Dalam bahasa Indonesia, nafsu sering dimaknai sebagai keinginan, kecenderungan, atau dorongan hati yang kuat. Jika ditambah dengan perkataan hawa (jadi hawa nafsu), biasanya dikaitkan dengan dorongan hati yang kuat untuk melakukan perkara yang tidak baik. Adakalanya bermakna selera, jika dihubungkan dengan makanan.
Ada pendapat, hawa nafsu itu “setan yang bersemayam di dalam diri manusia”. Tugasnya mengusung manusia kepada kefasikan atau pengingkaran kepada aturan (Allah SWT).
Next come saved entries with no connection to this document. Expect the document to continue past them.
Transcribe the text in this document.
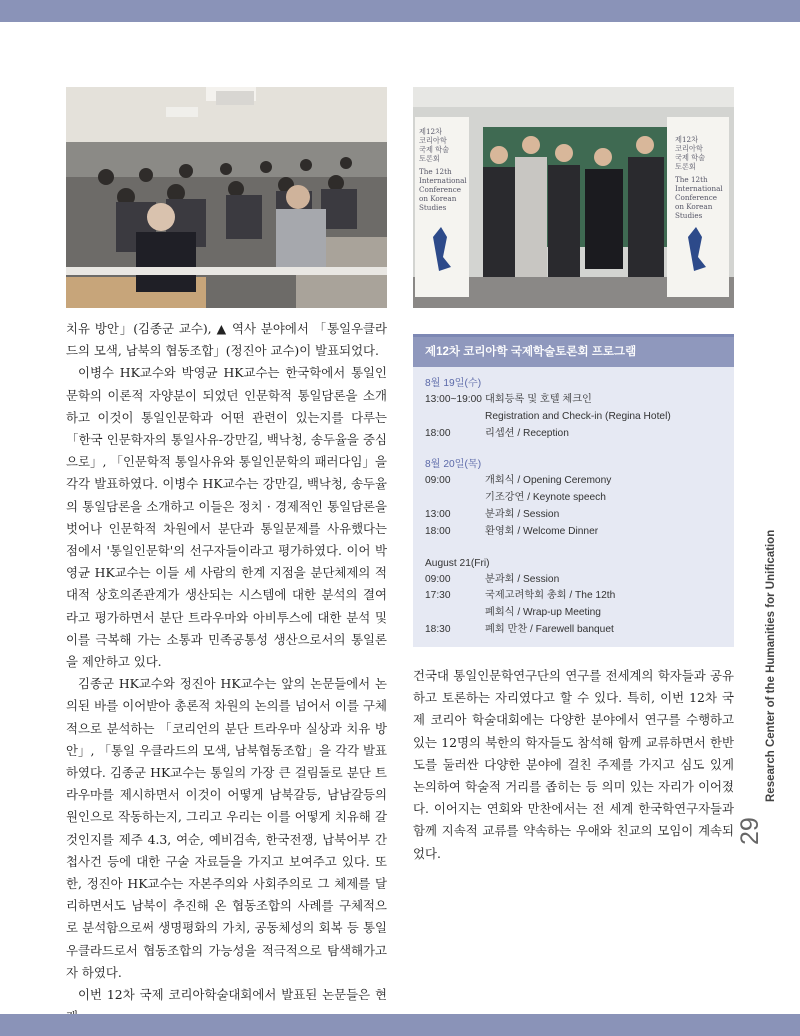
제12차
코리아학
국제 학술
토론회
The 12th
International
Conference
on Korean
Studies
제12차
코리아학
국제 학술
토론회
The 12th
International
Conference
on Korean
Studies

치유 방안」(김종군 교수), ▲ 역사 분야에서 「통일우클라드의 모색, 남북의 협동조합」(정진아 교수)이 발표되었다.

이병수 HK교수와 박영균 HK교수는 한국학에서 통일인문학의 이론적 자양분이 되었던 인문학적 통일담론을 소개하고 이것이 통일인문학과 어떤 관련이 있는지를 다루는 「한국 인문학자의 통일사유-강만길, 백낙청, 송두율을 중심으로」, 「인문학적 통일사유와 통일인문학의 패러다임」을 각각 발표하였다. 이병수 HK교수는 강만길, 백낙청, 송두율의 통일담론을 소개하고 이들은 정치 · 경제적인 통일담론을 벗어나 인문학적 차원에서 분단과 통일문제를 사유했다는 점에서 '통일인문학'의 선구자들이라고 평가하였다. 이어 박영균 HK교수는 이들 세 사람의 한계 지점을 분단체제의 적대적 상호의존관계가 생산되는 시스템에 대한 분석의 결여라고 평가하면서 분단 트라우마와 아비투스에 대한 분석 및 이를 극복해 가는 소통과 민족공통성 생산으로서의 통일론을 제안하고 있다.

김종군 HK교수와 정진아 HK교수는 앞의 논문들에서 논의된 바를 이어받아 총론적 차원의 논의를 넘어서 이를 구체적으로 분석하는 「코리언의 분단 트라우마 실상과 치유 방안」, 「통일 우클라드의 모색, 남북협동조합」을 각각 발표하였다. 김종군 HK교수는 통일의 가장 큰 걸림돌로 분단 트라우마를 제시하면서 이것이 어떻게 남북갈등, 남남갈등의 원인으로 작동하는지, 그리고 우리는 이를 어떻게 치유해 갈 것인지를 제주 4.3, 여순, 예비검속, 한국전쟁, 납북어부 간첩사건 등에 대한 구술 자료들을 가지고 보여주고 있다. 또한, 정진아 HK교수는 자본주의와 사회주의로 그 체제를 달리하면서도 남북이 추진해 온 협동조합의 사례를 구체적으로 분석함으로써 생명평화의 가치, 공동체성의 회복 등 통일 우클라드로서 협동조합의 가능성을 적극적으로 탐색해가고자 하였다.

이번 12차 국제 코리아학술대회에서 발표된 논문들은 현

제12차 코리아학 국제학술토론회 프로그램
8월 19일(수)
13:00~19:00 대회등록 및 호텔 체크인
Registration and Check-in (Regina Hotel)
18:00	리셉션 / Reception
8월 20일(목)
09:00	개회식 / Opening Ceremony
기조강연 / Keynote speech
13:00	분과회 / Session
18:00	환영회 / Welcome Dinner
August 21(Fri)
09:00	분과회 / Session
17:30	국제고려학회 총회 / The 12th
폐회식 / Wrap-up Meeting
18:30	폐회 만찬 / Farewell banquet

건국대 통일인문학연구단의 연구를 전세계의 학자들과 공유하고 토론하는 자리였다고 할 수 있다. 특히, 이번 12차 국제 코리아 학술대회에는 다양한 분야에서 연구를 수행하고 있는 12명의 북한의 학자들도 참석해 함께 교류하면서 한반도를 둘러싼 다양한 분야에 걸친 주제를 가지고 심도 있게 논의하여 학술적 거리를 좁히는 등 의미 있는 자리가 이어졌다. 이어지는 연회와 만찬에서는 전 세계 한국학연구자들과 함께 지속적 교류를 약속하는 우애와 친교의 모임이 계속되었다.

29
Research Center of the Humanities for Unification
Memperturuti hawa nafsu akan membawa manusia kepada kerusakan. Akibat pemuasan nafsu jauh lebih mahal ketimbang kenikmatan yang didapat darinya. Hawa nafsu yang tidak dapat dikendalikan juga dapat merusak potensi diri seseorang. Ia menjadi ”budak nafsu”; manusia lemah yang tidak mampu mengendalikan hawa nafsunya sendiri. Ia menjadi manusia hancur dan hina di hadapan Allah SWT.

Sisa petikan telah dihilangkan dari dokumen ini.